Söz konusu ülkelerde, ciddi oranda kararsız olduğu da göz önünde bulundurulduğunda, ABD baskısı altındaki NATO üyesi ülkelerin harcamalarını artırma yönündeki olası bir hamlesi de meşruiyet tartışmalarını beraberinde getiriyor.
MALİ SORUMLULUĞUNU TAM OLARAK YERİNE GETİREN TEK ÜLKE İNGİLTERE
Üstelik Trump'ın harcamalarını yüzde 2'ye yükseltmesini istediği Almanya, Fransa, İngiltere ve İtalya'nın harcama bütçelerinin gelirlerine oranı sırasıyla yüzde 1.19, 1.79 ve 1.1 iken, bu ülkeler arasında NATO'ya karşı mali sorumluluğunu tam anlamıyla yerine getiren tek ülke İngiltere.
Tüm bu sebeplerden ötürü, Rusya karşıtlığına endeksli NATO'nun güvenlik değil, güç kurma odaklı makro stratejisinin geçerliliği ve meşruiyeti sorgulanır durumda.

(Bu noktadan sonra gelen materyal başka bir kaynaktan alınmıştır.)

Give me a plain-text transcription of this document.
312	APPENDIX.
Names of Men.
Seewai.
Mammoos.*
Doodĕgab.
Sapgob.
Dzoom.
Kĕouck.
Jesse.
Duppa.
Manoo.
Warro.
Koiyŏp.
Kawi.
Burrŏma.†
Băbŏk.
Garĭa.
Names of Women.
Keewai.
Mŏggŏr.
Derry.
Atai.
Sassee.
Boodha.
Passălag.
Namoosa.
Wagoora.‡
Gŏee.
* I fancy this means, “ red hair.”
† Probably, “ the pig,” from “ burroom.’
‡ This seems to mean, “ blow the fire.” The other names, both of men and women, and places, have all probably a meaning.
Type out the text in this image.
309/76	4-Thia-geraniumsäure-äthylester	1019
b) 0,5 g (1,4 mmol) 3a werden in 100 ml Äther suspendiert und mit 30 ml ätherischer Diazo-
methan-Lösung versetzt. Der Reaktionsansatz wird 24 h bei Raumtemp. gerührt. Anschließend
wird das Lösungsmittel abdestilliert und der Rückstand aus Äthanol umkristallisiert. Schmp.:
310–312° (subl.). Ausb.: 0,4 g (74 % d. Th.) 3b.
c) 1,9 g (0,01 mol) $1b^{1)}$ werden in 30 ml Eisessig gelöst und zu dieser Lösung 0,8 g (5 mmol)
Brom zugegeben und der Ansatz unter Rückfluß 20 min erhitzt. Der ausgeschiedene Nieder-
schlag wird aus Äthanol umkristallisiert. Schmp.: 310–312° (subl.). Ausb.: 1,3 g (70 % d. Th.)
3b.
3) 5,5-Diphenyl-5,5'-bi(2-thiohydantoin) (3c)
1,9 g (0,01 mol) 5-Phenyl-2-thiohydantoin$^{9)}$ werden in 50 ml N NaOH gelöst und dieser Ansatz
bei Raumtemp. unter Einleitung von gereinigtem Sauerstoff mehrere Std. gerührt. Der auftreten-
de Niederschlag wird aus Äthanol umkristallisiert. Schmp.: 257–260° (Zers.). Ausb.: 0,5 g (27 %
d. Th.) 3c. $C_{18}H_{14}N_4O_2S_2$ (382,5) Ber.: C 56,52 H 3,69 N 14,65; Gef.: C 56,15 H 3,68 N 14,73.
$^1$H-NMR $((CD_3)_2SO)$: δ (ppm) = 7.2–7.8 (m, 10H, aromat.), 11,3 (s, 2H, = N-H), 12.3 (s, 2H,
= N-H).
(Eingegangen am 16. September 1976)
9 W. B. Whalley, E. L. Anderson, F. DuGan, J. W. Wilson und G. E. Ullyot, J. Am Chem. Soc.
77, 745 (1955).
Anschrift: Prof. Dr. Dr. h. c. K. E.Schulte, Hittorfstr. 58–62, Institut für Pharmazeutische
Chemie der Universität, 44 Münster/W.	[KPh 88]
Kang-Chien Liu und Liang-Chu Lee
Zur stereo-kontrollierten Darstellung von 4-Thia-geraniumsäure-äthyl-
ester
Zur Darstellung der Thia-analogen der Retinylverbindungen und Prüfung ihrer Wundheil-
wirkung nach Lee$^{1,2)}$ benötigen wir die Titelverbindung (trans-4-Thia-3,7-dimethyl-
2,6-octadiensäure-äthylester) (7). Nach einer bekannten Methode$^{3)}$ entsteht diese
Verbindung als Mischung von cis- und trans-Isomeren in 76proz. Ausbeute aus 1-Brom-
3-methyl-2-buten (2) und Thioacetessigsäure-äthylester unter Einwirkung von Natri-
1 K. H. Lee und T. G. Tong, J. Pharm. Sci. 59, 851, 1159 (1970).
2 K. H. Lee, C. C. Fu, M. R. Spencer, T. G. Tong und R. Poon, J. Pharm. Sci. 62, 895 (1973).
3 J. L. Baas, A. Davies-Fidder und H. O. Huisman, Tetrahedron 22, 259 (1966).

‘BASKININ EKONOMİDE KARŞILIĞI YOK'
Konuyu Sputnik'e değerlendiren Gazeteci Aydın Şahinalp, NATO Genel Sekreteri Jens Stoltenberg'ın sözlerini hatırlatarak, örgüte üye ülkelerin gelirlerinin yüzde 2'sini harcama yönünde bir mali sorumluluğu karşılama yönündeki taahhütlerinin belli bir zaman kısıtlaması olmadığına vurgu yaptı.
‘TRUMP'IN İÇ POLİTİKA ÜRÜNÜ'
Şahinalp, Ukrayna'nın Avrupa ülkeleri ve Rusya arasında tampon bölge olarak görüldüğünü ve bazı Avrupa ülkelerinin bu sebeple Rusya karşısında Ukrayna'ya destek verdiklerini ifade etti.
ABD'nin NATO üzerindeki baskıyı artırma sebeplerinden birinin, Çin karşısında konumunu güçlendirmek olabileceğine işaret eden Şahinalp, ABD'nin Rusya karşıtı tavrının ise iç politikaya yönelik bir hamle olduğunu şu sözlerle ifade etti: "Trump'ın Rusya karşıtı tutumu, bir takım olayları iç politika malzemesi olarak kullanmayı amaçlıyor ve sanki Rusya karşıtı bir hamle yapıyormuş gibi görünmeye çalışıyor. NATO'ya parmağını sallayarak ağabey rolüne bürünmesinin sebebi de bu."